This all looks correct to me! Thanks for this.
Thanks John and David for this post! This post has really helped people to understand the full story. I'm especially interested in thinking more about plans for how this type of work can be helpful for AI safety. I do think the one you presented here is a great one, but I hope there are other potential pathways. I have some ideas, which I'll present in a post soon, but my views on this are still evolving.
Thanks! I'll have more thorough results to share about layer-wise reprsentations of the MSP soon. I've already run some of the analysis concatenating over all layers residual streams with RRXOR process and it is quite interesting.
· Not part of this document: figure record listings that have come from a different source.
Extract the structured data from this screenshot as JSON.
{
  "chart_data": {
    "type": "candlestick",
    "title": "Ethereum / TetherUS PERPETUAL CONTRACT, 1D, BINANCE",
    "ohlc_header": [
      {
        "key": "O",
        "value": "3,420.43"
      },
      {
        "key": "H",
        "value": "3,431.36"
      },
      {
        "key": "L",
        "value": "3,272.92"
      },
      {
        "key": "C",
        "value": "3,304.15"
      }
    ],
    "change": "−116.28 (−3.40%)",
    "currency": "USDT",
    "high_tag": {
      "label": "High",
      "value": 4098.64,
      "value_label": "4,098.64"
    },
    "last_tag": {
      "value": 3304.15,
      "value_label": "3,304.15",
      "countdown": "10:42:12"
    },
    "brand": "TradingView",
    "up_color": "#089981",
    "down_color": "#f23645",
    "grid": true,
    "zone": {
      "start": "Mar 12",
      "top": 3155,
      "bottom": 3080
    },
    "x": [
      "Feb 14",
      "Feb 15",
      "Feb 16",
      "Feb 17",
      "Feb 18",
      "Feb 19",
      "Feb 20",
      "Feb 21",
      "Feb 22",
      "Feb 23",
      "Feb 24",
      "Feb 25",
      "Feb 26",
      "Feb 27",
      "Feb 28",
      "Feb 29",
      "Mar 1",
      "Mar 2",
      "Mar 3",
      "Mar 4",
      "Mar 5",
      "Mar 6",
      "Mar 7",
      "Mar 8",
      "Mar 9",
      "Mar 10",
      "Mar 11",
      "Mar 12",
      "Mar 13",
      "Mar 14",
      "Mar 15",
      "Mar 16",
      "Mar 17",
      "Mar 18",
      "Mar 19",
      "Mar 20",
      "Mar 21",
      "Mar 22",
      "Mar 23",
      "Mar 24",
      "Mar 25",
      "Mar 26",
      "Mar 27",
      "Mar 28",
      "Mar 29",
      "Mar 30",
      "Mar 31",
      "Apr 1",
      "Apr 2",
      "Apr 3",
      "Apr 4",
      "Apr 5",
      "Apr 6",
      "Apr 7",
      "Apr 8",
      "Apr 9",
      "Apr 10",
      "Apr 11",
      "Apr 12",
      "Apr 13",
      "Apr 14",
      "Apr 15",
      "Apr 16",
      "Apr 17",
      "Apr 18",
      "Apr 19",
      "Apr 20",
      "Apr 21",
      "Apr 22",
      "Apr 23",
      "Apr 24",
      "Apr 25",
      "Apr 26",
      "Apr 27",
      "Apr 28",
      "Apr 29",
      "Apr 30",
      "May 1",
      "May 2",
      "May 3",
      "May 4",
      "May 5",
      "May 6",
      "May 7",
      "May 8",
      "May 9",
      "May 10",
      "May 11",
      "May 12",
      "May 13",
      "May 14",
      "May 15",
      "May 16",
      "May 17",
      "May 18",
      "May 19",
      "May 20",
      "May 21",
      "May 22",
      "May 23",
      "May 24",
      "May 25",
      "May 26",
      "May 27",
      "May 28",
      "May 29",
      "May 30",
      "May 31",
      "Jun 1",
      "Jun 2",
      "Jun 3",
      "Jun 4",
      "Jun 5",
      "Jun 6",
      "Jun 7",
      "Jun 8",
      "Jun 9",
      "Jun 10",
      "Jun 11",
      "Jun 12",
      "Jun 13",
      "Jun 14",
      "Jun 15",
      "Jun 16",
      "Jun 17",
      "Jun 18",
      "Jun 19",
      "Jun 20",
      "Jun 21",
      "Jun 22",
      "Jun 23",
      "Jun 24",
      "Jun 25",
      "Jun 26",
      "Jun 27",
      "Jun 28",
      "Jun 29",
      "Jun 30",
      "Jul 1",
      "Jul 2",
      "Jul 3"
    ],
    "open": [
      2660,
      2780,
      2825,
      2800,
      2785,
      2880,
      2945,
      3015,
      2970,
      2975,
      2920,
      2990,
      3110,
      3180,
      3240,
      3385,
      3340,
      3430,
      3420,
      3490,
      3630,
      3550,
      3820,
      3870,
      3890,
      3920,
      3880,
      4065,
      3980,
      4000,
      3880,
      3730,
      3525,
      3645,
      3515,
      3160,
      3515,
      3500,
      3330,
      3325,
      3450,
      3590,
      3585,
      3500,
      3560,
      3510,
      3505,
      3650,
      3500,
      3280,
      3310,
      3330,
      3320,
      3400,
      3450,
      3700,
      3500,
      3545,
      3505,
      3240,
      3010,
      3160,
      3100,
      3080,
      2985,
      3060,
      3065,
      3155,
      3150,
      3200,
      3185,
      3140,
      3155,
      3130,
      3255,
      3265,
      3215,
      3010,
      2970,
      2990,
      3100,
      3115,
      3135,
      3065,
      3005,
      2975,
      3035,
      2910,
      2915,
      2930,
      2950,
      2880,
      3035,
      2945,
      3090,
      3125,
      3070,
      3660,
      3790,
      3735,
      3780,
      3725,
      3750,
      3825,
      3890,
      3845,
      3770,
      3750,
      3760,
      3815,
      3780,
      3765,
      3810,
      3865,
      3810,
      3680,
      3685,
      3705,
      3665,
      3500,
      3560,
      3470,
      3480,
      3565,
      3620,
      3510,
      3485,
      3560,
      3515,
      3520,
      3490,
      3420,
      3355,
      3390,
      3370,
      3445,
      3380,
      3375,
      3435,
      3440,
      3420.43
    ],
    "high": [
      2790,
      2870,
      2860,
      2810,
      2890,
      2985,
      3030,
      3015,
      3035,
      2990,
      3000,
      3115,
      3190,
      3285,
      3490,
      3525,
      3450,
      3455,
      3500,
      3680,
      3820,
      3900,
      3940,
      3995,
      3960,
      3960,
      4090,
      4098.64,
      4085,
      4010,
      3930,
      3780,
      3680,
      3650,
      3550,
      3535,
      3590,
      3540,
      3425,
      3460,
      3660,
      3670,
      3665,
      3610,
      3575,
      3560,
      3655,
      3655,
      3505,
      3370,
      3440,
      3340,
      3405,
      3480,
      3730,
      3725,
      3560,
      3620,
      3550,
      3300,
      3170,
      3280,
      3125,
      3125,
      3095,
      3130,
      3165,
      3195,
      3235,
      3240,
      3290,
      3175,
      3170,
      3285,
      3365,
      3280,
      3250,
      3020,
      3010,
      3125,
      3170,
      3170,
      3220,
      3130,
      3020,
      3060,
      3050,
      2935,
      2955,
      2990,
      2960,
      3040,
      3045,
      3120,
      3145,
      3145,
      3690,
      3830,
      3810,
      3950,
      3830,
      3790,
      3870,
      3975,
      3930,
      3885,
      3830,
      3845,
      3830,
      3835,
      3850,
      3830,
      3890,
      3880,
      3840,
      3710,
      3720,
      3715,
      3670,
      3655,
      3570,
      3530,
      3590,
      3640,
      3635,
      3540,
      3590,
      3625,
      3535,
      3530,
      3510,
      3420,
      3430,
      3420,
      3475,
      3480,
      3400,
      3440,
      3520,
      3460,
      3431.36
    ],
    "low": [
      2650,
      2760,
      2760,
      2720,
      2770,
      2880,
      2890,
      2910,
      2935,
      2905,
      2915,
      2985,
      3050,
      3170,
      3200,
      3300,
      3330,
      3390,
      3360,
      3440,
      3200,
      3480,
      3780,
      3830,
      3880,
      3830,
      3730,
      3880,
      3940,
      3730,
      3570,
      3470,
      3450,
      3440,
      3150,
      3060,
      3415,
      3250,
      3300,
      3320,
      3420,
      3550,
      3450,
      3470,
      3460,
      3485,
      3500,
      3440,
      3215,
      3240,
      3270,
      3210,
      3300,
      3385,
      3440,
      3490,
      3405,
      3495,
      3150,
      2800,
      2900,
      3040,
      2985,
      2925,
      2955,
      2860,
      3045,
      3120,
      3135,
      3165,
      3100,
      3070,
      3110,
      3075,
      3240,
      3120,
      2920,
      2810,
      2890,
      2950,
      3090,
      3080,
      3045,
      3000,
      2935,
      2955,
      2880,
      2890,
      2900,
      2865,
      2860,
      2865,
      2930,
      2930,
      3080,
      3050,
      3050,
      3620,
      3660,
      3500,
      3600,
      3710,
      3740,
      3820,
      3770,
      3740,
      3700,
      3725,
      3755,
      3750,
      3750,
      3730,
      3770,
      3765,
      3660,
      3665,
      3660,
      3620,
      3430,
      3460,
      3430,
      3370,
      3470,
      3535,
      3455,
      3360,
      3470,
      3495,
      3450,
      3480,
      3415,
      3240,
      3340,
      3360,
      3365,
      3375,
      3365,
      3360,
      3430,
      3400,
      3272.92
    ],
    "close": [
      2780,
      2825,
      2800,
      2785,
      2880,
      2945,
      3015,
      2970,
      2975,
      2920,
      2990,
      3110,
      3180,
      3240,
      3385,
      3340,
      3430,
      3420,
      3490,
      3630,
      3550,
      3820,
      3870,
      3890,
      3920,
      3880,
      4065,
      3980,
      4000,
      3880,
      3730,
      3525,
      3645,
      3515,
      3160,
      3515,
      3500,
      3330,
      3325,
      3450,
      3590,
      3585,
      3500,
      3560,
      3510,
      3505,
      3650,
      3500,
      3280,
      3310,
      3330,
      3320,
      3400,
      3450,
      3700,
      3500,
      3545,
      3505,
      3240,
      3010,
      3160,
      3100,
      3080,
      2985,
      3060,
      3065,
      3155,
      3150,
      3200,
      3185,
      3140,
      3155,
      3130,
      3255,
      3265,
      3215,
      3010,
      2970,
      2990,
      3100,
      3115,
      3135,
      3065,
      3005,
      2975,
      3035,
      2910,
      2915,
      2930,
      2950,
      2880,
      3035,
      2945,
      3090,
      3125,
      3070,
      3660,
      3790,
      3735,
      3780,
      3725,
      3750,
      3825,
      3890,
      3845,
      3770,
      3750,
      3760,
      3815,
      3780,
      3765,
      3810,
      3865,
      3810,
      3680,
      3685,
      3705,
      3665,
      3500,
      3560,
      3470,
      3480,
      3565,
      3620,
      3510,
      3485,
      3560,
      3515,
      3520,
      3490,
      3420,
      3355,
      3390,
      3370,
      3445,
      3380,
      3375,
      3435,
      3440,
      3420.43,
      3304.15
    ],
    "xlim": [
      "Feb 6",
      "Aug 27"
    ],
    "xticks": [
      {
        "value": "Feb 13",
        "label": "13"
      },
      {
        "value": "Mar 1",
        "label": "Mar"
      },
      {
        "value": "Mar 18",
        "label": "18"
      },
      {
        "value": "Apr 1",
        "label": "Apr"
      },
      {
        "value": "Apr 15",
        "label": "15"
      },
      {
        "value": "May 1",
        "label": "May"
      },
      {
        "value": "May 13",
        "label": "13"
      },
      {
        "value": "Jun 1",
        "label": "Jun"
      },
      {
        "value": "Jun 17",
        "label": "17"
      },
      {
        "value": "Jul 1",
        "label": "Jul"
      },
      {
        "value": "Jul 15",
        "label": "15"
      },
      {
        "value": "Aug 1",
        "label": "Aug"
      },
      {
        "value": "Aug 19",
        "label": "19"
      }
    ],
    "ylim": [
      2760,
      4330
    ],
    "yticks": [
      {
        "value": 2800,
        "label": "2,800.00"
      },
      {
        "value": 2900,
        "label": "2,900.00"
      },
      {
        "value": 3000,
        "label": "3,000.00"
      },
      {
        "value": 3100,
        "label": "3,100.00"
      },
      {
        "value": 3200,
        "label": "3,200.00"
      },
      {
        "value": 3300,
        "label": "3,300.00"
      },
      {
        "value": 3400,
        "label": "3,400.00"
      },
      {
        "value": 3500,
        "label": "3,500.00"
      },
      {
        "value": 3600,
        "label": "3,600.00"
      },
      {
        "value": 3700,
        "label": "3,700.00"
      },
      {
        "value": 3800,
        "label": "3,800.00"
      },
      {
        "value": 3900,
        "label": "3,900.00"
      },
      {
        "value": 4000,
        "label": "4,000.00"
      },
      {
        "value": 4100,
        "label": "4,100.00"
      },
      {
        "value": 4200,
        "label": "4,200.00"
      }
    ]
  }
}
It seems there's a lot more to explore with the relationship between number of states in the generative model, number of layers in the transformer, residual stream dimension, and token vocab size. All of these (I think) play some role in how the MSP is represented in the transformer. For RRXOR it is the case that things look crisper when concatenating.
Even for cases where redundant info is discarded, we should be able to see the distinctions somewhere in the transformer. One thing I'm keen on really exploring is such a case, where we can very concretely follow the path/circuit through which redundant info is first distinguished and then is collapsed.
That is a fair summary.
Thanks!
For something like situational awareness, I have the beginnings of a story in my head but it's too handwavy to share right now. For something slightly more mundane like out-of-distribution generaliztion or transfer learning or abstraction, the idea would be to use our ability to formalize data-generating structure as HMMs, and then do theory and experiments on what it would mean for a transformer to understand that e.g. two HMMs have similar hidden/abstract structure but different vocabs.
Hopefully we'll have a lot more to say about this kind of thing soon!
Lengthening from what to what?